Sixth-grader Tela Hamric presented the resolution at the capitol last week.

"My class decided we can no longer sit by and watch people lose their homes, their families, their lives," Hamric said. "The youth will no longer wait for our future to be destroyed. We are taking things into our own hands."

Prairie Hill students demonstrate outside the Capitol building every Friday, protesting a lack of action on climate change. Fourteen-year-old Archer Noordhoek says friends that go to nearby public schools don’t know enough about climate change.

"I tried to get a lot of my friends that are do not go to the same school to strike and they are not as well informed on the subject as we are," Noordhoek said. "And it doesn't seem like they are as concerned as we are."

A recent NPR poll found 86% of teachers believe climate change should be taught in schools — yet more than half don't teach climate change. Most say that’s because it’s not related to their subject area, but 17% of teachers say they don’t have the materials needed to teach the subject.

Credit: Alyson Hurt/NPR

What’s happening in this Nebraska classroom aims to fill that gap.

"If you put yourself in the seat of a student, what's more exciting: looking at screenshots of a congressional report or being able to ask your own 'what if' questions?" Blake said. "And they can run that same report that the congressional folks that make those national reports are using to develop what the public sees."

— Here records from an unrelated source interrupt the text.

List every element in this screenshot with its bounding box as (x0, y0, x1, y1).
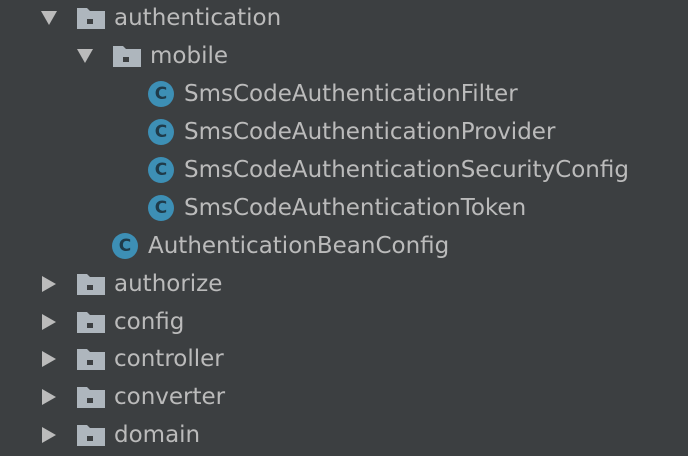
chevron-right-icon[interactable] (40, 313, 58, 331)
tree-item-class[interactable]: C AuthenticationBeanConfig (112, 227, 449, 265)
project-tree: authentication mobile C SmsCodeAuthentic… (0, 0, 688, 456)
tree-item-label: SmsCodeAuthenticationProvider (184, 119, 556, 145)
tree-item-label: authentication (114, 5, 282, 31)
tree-item-label: SmsCodeAuthenticationToken (184, 195, 527, 221)
tree-item-label: SmsCodeAuthenticationFilter (184, 81, 518, 107)
tree-item-class[interactable]: C SmsCodeAuthenticationToken (148, 189, 526, 227)
class-icon: C (148, 195, 174, 221)
tree-item-class[interactable]: C SmsCodeAuthenticationFilter (148, 75, 518, 113)
tree-item-config[interactable]: config (40, 303, 184, 341)
tree-item-label: authorize (114, 271, 223, 297)
class-icon: C (148, 81, 174, 107)
tree-item-label: mobile (150, 43, 229, 69)
chevron-right-icon[interactable] (40, 388, 58, 406)
class-icon: C (112, 233, 138, 259)
folder-icon (76, 272, 106, 296)
tree-item-mobile[interactable]: mobile (76, 37, 228, 75)
tree-item-authorize[interactable]: authorize (40, 265, 222, 303)
chevron-right-icon[interactable] (40, 350, 58, 368)
tree-item-controller[interactable]: controller (40, 340, 224, 378)
tree-item-class[interactable]: C SmsCodeAuthenticationSecurityConfig (148, 151, 629, 189)
folder-icon (76, 347, 106, 371)
chevron-right-icon[interactable] (40, 275, 58, 293)
tree-item-domain[interactable]: domain (40, 416, 200, 454)
folder-icon (76, 6, 106, 30)
tree-item-class[interactable]: C SmsCodeAuthenticationProvider (148, 113, 555, 151)
class-icon: C (148, 119, 174, 145)
tree-item-label: config (114, 309, 185, 335)
tree-item-label: controller (114, 346, 224, 372)
folder-icon (112, 44, 142, 68)
tree-item-label: converter (114, 384, 226, 410)
folder-icon (76, 423, 106, 447)
class-icon: C (148, 157, 174, 183)
tree-item-authentication[interactable]: authentication (40, 0, 281, 37)
folder-icon (76, 385, 106, 409)
tree-item-label: domain (114, 422, 201, 448)
tree-item-label: AuthenticationBeanConfig (148, 233, 450, 259)
tree-item-converter[interactable]: converter (40, 378, 225, 416)
chevron-right-icon[interactable] (40, 426, 58, 444)
folder-icon (76, 310, 106, 334)
chevron-down-icon[interactable] (40, 9, 58, 27)
tree-item-label: SmsCodeAuthenticationSecurityConfig (184, 157, 629, 183)
chevron-down-icon[interactable] (76, 47, 94, 65)
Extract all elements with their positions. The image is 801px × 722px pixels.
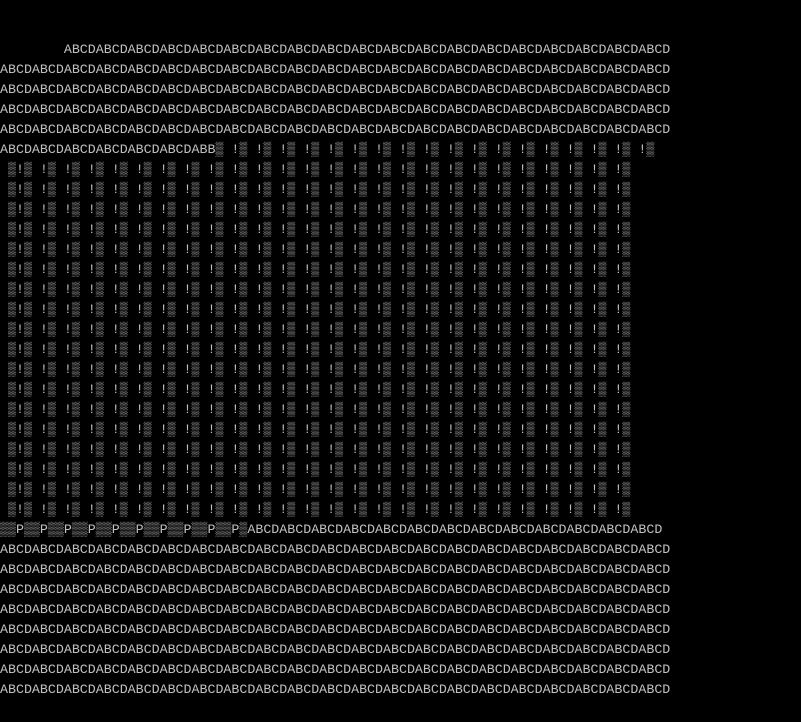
terminal-line: ▒!▒ !▒ !▒ !▒ !▒ !▒ !▒ !▒ !▒ !▒ !▒ !▒ !▒ … <box>0 382 631 397</box>
terminal-window[interactable]: " ABCDABCDABCDABCDABCDABCDABCDABCDABCDAB… <box>0 0 801 722</box>
terminal-line: ABCDABCDABCDABCDABCDABCDABCDABCDABCDABCD… <box>0 642 671 657</box>
terminal-line: ABCDABCDABCDABCDABCDABCDABCDABCDABCDABCD… <box>0 582 671 597</box>
terminal-line: ▒!▒ !▒ !▒ !▒ !▒ !▒ !▒ !▒ !▒ !▒ !▒ !▒ !▒ … <box>0 502 631 517</box>
terminal-line: ABCDABCDABCDABCDABCDABCDABCDABCDABCDABCD… <box>0 602 671 617</box>
terminal-line: ▒!▒ !▒ !▒ !▒ !▒ !▒ !▒ !▒ !▒ !▒ !▒ !▒ !▒ … <box>0 222 631 237</box>
terminal-line: ABCDABCDABCDABCDABCDABCDABCDABCDABCDABCD… <box>0 42 671 57</box>
terminal-line: ▒!▒ !▒ !▒ !▒ !▒ !▒ !▒ !▒ !▒ !▒ !▒ !▒ !▒ … <box>0 362 631 377</box>
terminal-line: ▒!▒ !▒ !▒ !▒ !▒ !▒ !▒ !▒ !▒ !▒ !▒ !▒ !▒ … <box>0 282 631 297</box>
terminal-line: ▒!▒ !▒ !▒ !▒ !▒ !▒ !▒ !▒ !▒ !▒ !▒ !▒ !▒ … <box>0 242 631 257</box>
terminal-line: ABCDABCDABCDABCDABCDABCDABCDABCDABCDABCD… <box>0 682 671 697</box>
terminal-line: " <box>0 20 801 40</box>
terminal-line: ABCDABCDABCDABCDABCDABCDABCDABCDABCDABCD… <box>0 562 671 577</box>
terminal-line: ▒!▒ !▒ !▒ !▒ !▒ !▒ !▒ !▒ !▒ !▒ !▒ !▒ !▒ … <box>0 442 631 457</box>
terminal-line: ABCDABCDABCDABCDABCDABCDABCDABCDABCDABCD… <box>0 662 671 677</box>
terminal-line: ABCDABCDABCDABCDABCDABCDABCDABCDABCDABCD… <box>0 622 671 637</box>
terminal-line: ▒!▒ !▒ !▒ !▒ !▒ !▒ !▒ !▒ !▒ !▒ !▒ !▒ !▒ … <box>0 162 631 177</box>
terminal-line: ABCDABCDABCDABCDABCDABCDABCDABCDABCDABCD… <box>0 62 671 77</box>
terminal-line: ▒!▒ !▒ !▒ !▒ !▒ !▒ !▒ !▒ !▒ !▒ !▒ !▒ !▒ … <box>0 202 631 217</box>
terminal-line: ABCDABCDABCDABCDABCDABCDABCDABCDABCDABCD… <box>0 542 671 557</box>
terminal-line: ABCDABCDABCDABCDABCDABCDABCDABCDABCDABCD… <box>0 102 671 117</box>
terminal-line: ▒!▒ !▒ !▒ !▒ !▒ !▒ !▒ !▒ !▒ !▒ !▒ !▒ !▒ … <box>0 482 631 497</box>
terminal-line: ABCDABCDABCDABCDABCDABCDABCDABCDABCDABCD… <box>0 82 671 97</box>
terminal-screen: " ABCDABCDABCDABCDABCDABCDABCDABCDABCDAB… <box>0 0 801 700</box>
terminal-line: ABCDABCDABCDABCDABCDABCDABCDABCDABCDABCD… <box>0 122 671 137</box>
terminal-line: ▒!▒ !▒ !▒ !▒ !▒ !▒ !▒ !▒ !▒ !▒ !▒ !▒ !▒ … <box>0 342 631 357</box>
terminal-line: ▒!▒ !▒ !▒ !▒ !▒ !▒ !▒ !▒ !▒ !▒ !▒ !▒ !▒ … <box>0 322 631 337</box>
terminal-line: ▒!▒ !▒ !▒ !▒ !▒ !▒ !▒ !▒ !▒ !▒ !▒ !▒ !▒ … <box>0 302 631 317</box>
terminal-line: ▒!▒ !▒ !▒ !▒ !▒ !▒ !▒ !▒ !▒ !▒ !▒ !▒ !▒ … <box>0 262 631 277</box>
terminal-line: ▒!▒ !▒ !▒ !▒ !▒ !▒ !▒ !▒ !▒ !▒ !▒ !▒ !▒ … <box>0 182 631 197</box>
terminal-line: ABCDABCDABCDABCDABCDABCDABB▒ !▒ !▒ !▒ !▒… <box>0 142 655 157</box>
terminal-line: ▒!▒ !▒ !▒ !▒ !▒ !▒ !▒ !▒ !▒ !▒ !▒ !▒ !▒ … <box>0 422 631 437</box>
terminal-line: ▒!▒ !▒ !▒ !▒ !▒ !▒ !▒ !▒ !▒ !▒ !▒ !▒ !▒ … <box>0 462 631 477</box>
terminal-line: ▒!▒ !▒ !▒ !▒ !▒ !▒ !▒ !▒ !▒ !▒ !▒ !▒ !▒ … <box>0 402 631 417</box>
terminal-line: ▒▒P▒▒P▒▒P▒▒P▒▒P▒▒P▒▒P▒▒P▒▒P▒▒P▒ABCDABCDA… <box>0 522 663 537</box>
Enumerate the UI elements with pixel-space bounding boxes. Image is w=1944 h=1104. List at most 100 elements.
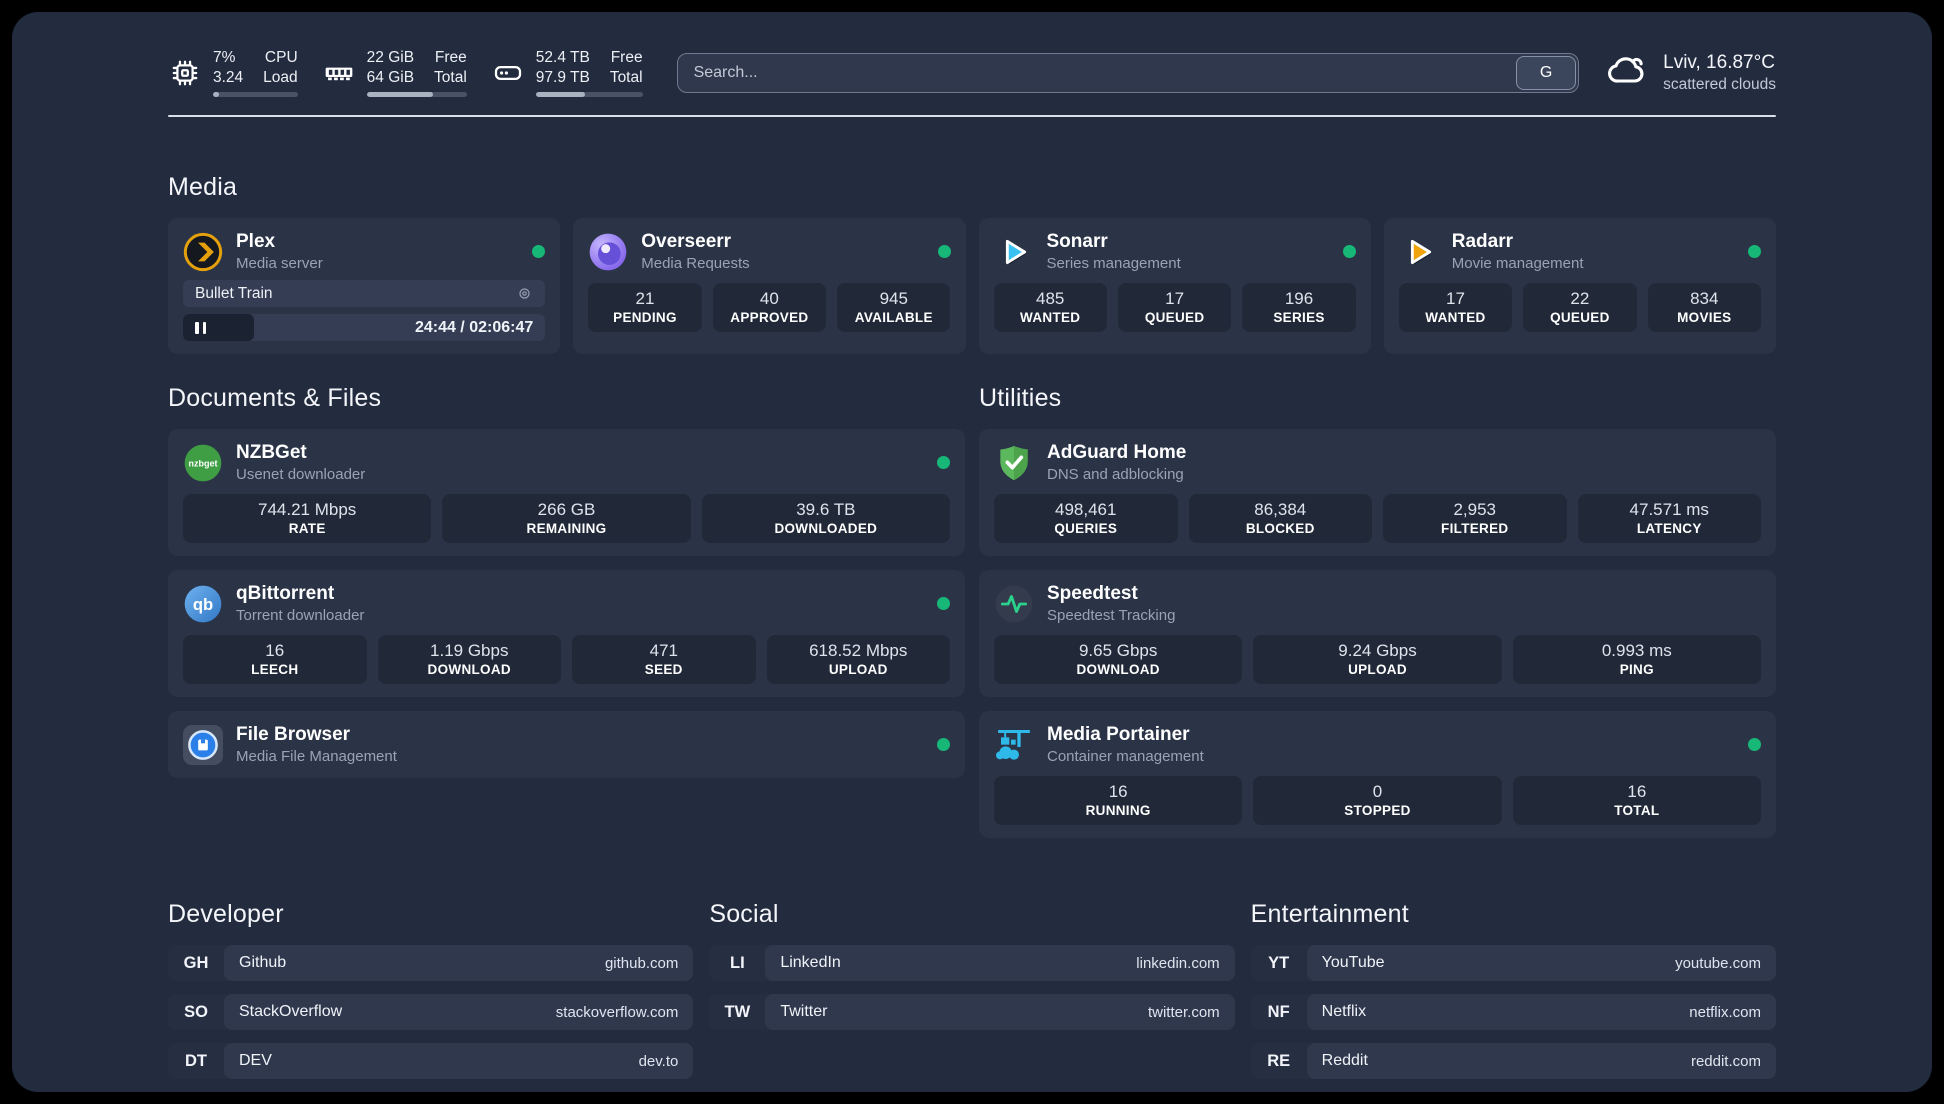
stat-download: 9.65 Gbps DOWNLOAD <box>994 635 1243 685</box>
status-indicator <box>937 456 950 470</box>
bookmark-name: Reddit <box>1321 1052 1368 1070</box>
bookmark-linkedin[interactable]: LI LinkedIn linkedin.com <box>709 945 1235 982</box>
bookmark-twitter[interactable]: TW Twitter twitter.com <box>709 994 1235 1031</box>
stat-series: 196 SERIES <box>1242 283 1356 333</box>
radarr-icon <box>1399 232 1439 272</box>
playback-progress-fill <box>183 314 254 342</box>
section-utilities: Utilities AdGuard Home DNS and adblockin… <box>979 384 1776 839</box>
status-indicator <box>937 738 950 752</box>
section-title-media: Media <box>168 173 238 202</box>
bookmark-dev[interactable]: DT DEV dev.to <box>168 1043 694 1080</box>
memory-total-label: Total <box>434 69 467 87</box>
card-nzbget[interactable]: nzbget NZBGet Usenet downloader 744.21 M… <box>168 429 965 557</box>
disk-total: 97.9 TB <box>535 69 590 87</box>
cpu-usage-fill <box>213 92 219 98</box>
disk-free: 52.4 TB <box>535 49 590 66</box>
weather-condition: scattered clouds <box>1663 75 1776 93</box>
card-plex[interactable]: Plex Media server Bullet Train 24:44 / 0… <box>168 218 561 355</box>
now-playing-row: Bullet Train <box>183 280 546 308</box>
bookmark-abbr: YT <box>1268 953 1290 972</box>
status-indicator <box>937 245 951 259</box>
stat-remaining: 266 GB REMAINING <box>442 494 691 544</box>
bookmark-groups: Developer GH Github github.com SO StackO… <box>168 900 1776 1080</box>
section-title-documents: Documents & Files <box>168 384 382 413</box>
sonarr-icon <box>994 232 1034 272</box>
section-media: Media Plex Media server Bullet Train 24:… <box>168 173 1776 355</box>
bookmark-url: stackoverflow.com <box>555 1003 679 1021</box>
adguard-icon <box>994 443 1034 483</box>
card-subtitle: Torrent downloader <box>236 607 365 625</box>
stat-pending: 21 PENDING <box>588 283 702 333</box>
bookmark-stackoverflow[interactable]: SO StackOverflow stackoverflow.com <box>168 994 694 1031</box>
stat-wanted: 485 WANTED <box>993 283 1107 333</box>
bookmark-youtube[interactable]: YT YouTube youtube.com <box>1250 945 1776 982</box>
status-indicator <box>1748 738 1761 752</box>
stat-rate: 744.21 Mbps RATE <box>183 494 432 544</box>
memory-free: 22 GiB <box>366 49 415 66</box>
card-subtitle: Movie management <box>1451 255 1584 273</box>
card-subtitle: Series management <box>1046 255 1181 273</box>
stat-leech: 16 LEECH <box>183 635 367 685</box>
card-title: File Browser <box>236 724 351 746</box>
card-adguard[interactable]: AdGuard Home DNS and adblocking 498,461 … <box>979 429 1776 557</box>
bookmark-netflix[interactable]: NF Netflix netflix.com <box>1250 994 1776 1031</box>
bookmark-abbr: GH <box>183 953 209 972</box>
bookmark-abbr: TW <box>724 1002 751 1021</box>
speedtest-icon <box>994 584 1034 624</box>
ram-icon <box>322 56 356 90</box>
cpu-load: 3.24 <box>213 69 244 87</box>
search-engine-button[interactable]: G <box>1516 55 1577 90</box>
bookmark-name: Github <box>239 954 287 972</box>
status-indicator <box>1342 245 1356 259</box>
memory-free-label: Free <box>434 49 467 66</box>
card-portainer[interactable]: Media Portainer Container management 16 … <box>979 711 1776 839</box>
cpu-load-label: Load <box>263 69 298 87</box>
search-input[interactable] <box>676 52 1580 93</box>
card-radarr[interactable]: Radarr Movie management 17 WANTED 22 QUE… <box>1383 218 1776 355</box>
card-title: Overseerr <box>641 231 732 253</box>
card-qbittorrent[interactable]: qb qBittorrent Torrent downloader 16 LEE… <box>168 570 965 698</box>
card-speedtest[interactable]: Speedtest Speedtest Tracking 9.65 Gbps D… <box>979 570 1776 698</box>
playback-progress: 24:44 / 02:06:47 <box>183 314 546 342</box>
stat-queries: 498,461 QUERIES <box>994 494 1178 544</box>
bookmark-name: StackOverflow <box>239 1003 343 1021</box>
bookmark-name: Twitter <box>780 1003 828 1021</box>
bookmark-github[interactable]: GH Github github.com <box>168 945 694 982</box>
stat-running: 16 RUNNING <box>994 776 1243 826</box>
filebrowser-icon <box>183 724 223 765</box>
card-title: qBittorrent <box>236 583 335 605</box>
stat-seed: 471 SEED <box>572 635 756 685</box>
bookmark-abbr: DT <box>185 1051 207 1070</box>
stat-blocked: 86,384 BLOCKED <box>1188 494 1372 544</box>
search-bar: G <box>676 52 1580 93</box>
section-title-developer: Developer <box>168 900 284 929</box>
card-filebrowser[interactable]: File Browser Media File Management <box>168 711 965 779</box>
stat-ping: 0.993 ms PING <box>1512 635 1761 685</box>
stat-approved: 40 APPROVED <box>712 283 827 333</box>
status-indicator <box>937 597 950 611</box>
bookmark-group-developer: Developer GH Github github.com SO StackO… <box>168 900 694 1080</box>
card-title: Sonarr <box>1046 231 1108 253</box>
section-title-social: Social <box>709 900 779 929</box>
portainer-icon <box>994 725 1034 765</box>
pause-icon <box>195 321 206 334</box>
status-indicator <box>532 245 546 259</box>
disk-usage-bar <box>535 92 643 98</box>
card-overseerr[interactable]: Overseerr Media Requests 21 PENDING 40 A… <box>573 218 966 355</box>
stat-wanted: 17 WANTED <box>1398 283 1513 333</box>
bookmark-url: twitter.com <box>1147 1003 1220 1021</box>
section-title-entertainment: Entertainment <box>1250 900 1409 929</box>
card-subtitle: Media File Management <box>236 748 397 766</box>
stat-available: 945 AVAILABLE <box>837 283 951 333</box>
card-title: Plex <box>236 231 276 253</box>
card-title: Speedtest <box>1047 583 1138 605</box>
bookmark-group-social: Social LI LinkedIn linkedin.com TW Twitt… <box>709 900 1235 1031</box>
memory-usage-bar <box>366 92 467 98</box>
media-options-icon[interactable] <box>516 285 533 302</box>
top-bar: 7% 3.24 CPU Load 22 GiB 64 GiB Free Tota… <box>168 48 1776 98</box>
stat-queued: 22 QUEUED <box>1523 283 1637 333</box>
card-sonarr[interactable]: Sonarr Series management 485 WANTED 17 Q… <box>978 218 1371 355</box>
disk-icon <box>491 56 525 90</box>
bookmark-reddit[interactable]: RE Reddit reddit.com <box>1250 1043 1776 1080</box>
header-divider <box>168 115 1776 118</box>
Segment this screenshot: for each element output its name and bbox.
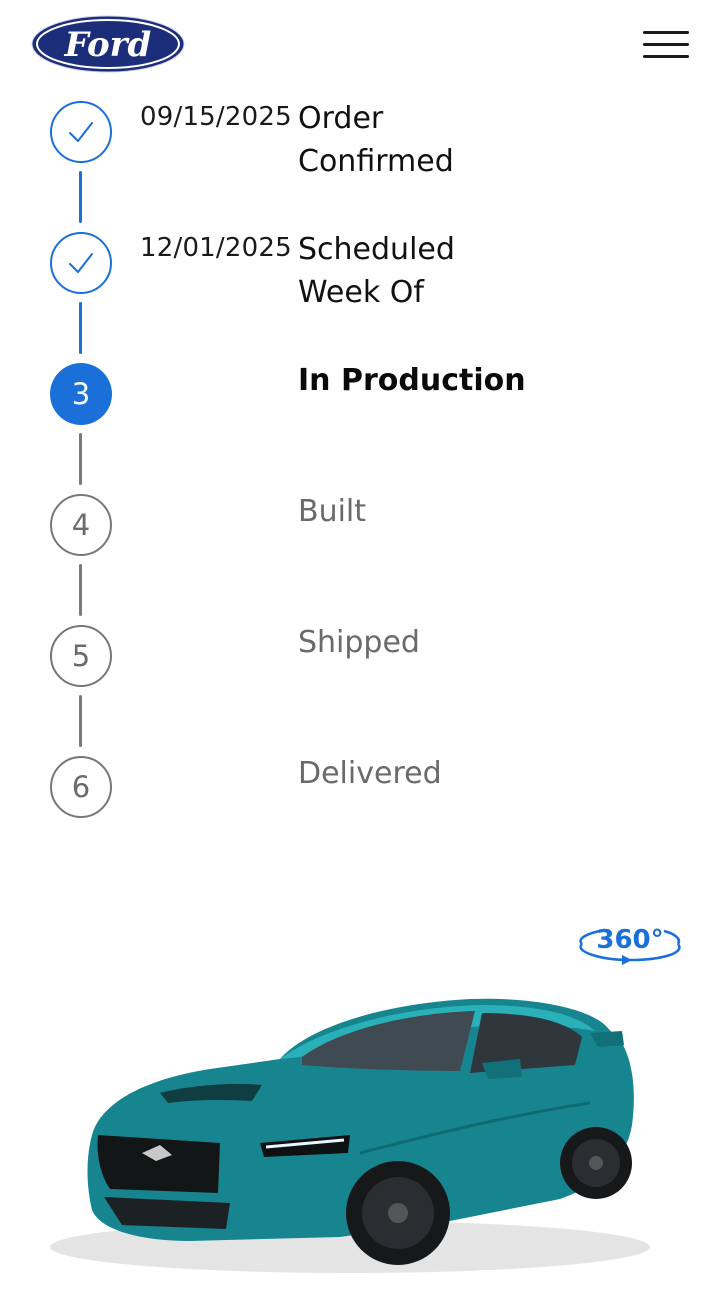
logo-text: Ford bbox=[64, 25, 152, 65]
step-4-label: Built bbox=[298, 494, 367, 529]
step-2-date: 12/01/2025 bbox=[140, 233, 292, 263]
step-2-label: Scheduled Week Of bbox=[298, 228, 558, 314]
step-6-number-circle: 6 bbox=[50, 756, 112, 818]
step-connector bbox=[79, 564, 82, 616]
step-5-label: Shipped bbox=[298, 625, 420, 660]
step-1-label-line2: Confirmed bbox=[298, 144, 454, 179]
check-icon bbox=[69, 253, 93, 273]
step-5-number-circle: 5 bbox=[50, 625, 112, 687]
ford-logo[interactable]: Ford bbox=[30, 14, 186, 74]
step-1-label-line1: Order bbox=[298, 101, 384, 136]
step-connector bbox=[79, 171, 82, 223]
step-2-label-line1: Scheduled bbox=[298, 232, 455, 267]
step-connector bbox=[79, 433, 82, 485]
step-connector bbox=[79, 695, 82, 747]
step-2-check-circle bbox=[50, 232, 112, 294]
hamburger-menu-icon[interactable] bbox=[640, 28, 692, 62]
step-1-date: 09/15/2025 bbox=[140, 102, 292, 132]
view-360-label: 360° bbox=[596, 925, 663, 955]
step-2-label-line2: Week Of bbox=[298, 275, 424, 310]
check-icon bbox=[69, 122, 93, 142]
step-connector bbox=[79, 302, 82, 354]
step-3-label: In Production bbox=[298, 363, 526, 398]
step-6-label: Delivered bbox=[298, 756, 442, 791]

As the NSF grant enters its fourth and final year, the NASA climate modeling curriculum will be expanded to more Nebraska classrooms.

"And it’s kinda fun to be on NASA’s computer. So when they say what did you do in class today, well we got into NASA’s computer to make predictions of the future."

The goal is to make the curriculum available for any teacher to use, nationwide.

And with 36 states recognizing human-caused climate change somewhere in their own state standards, the demand is there — the challenge will be making it affordable.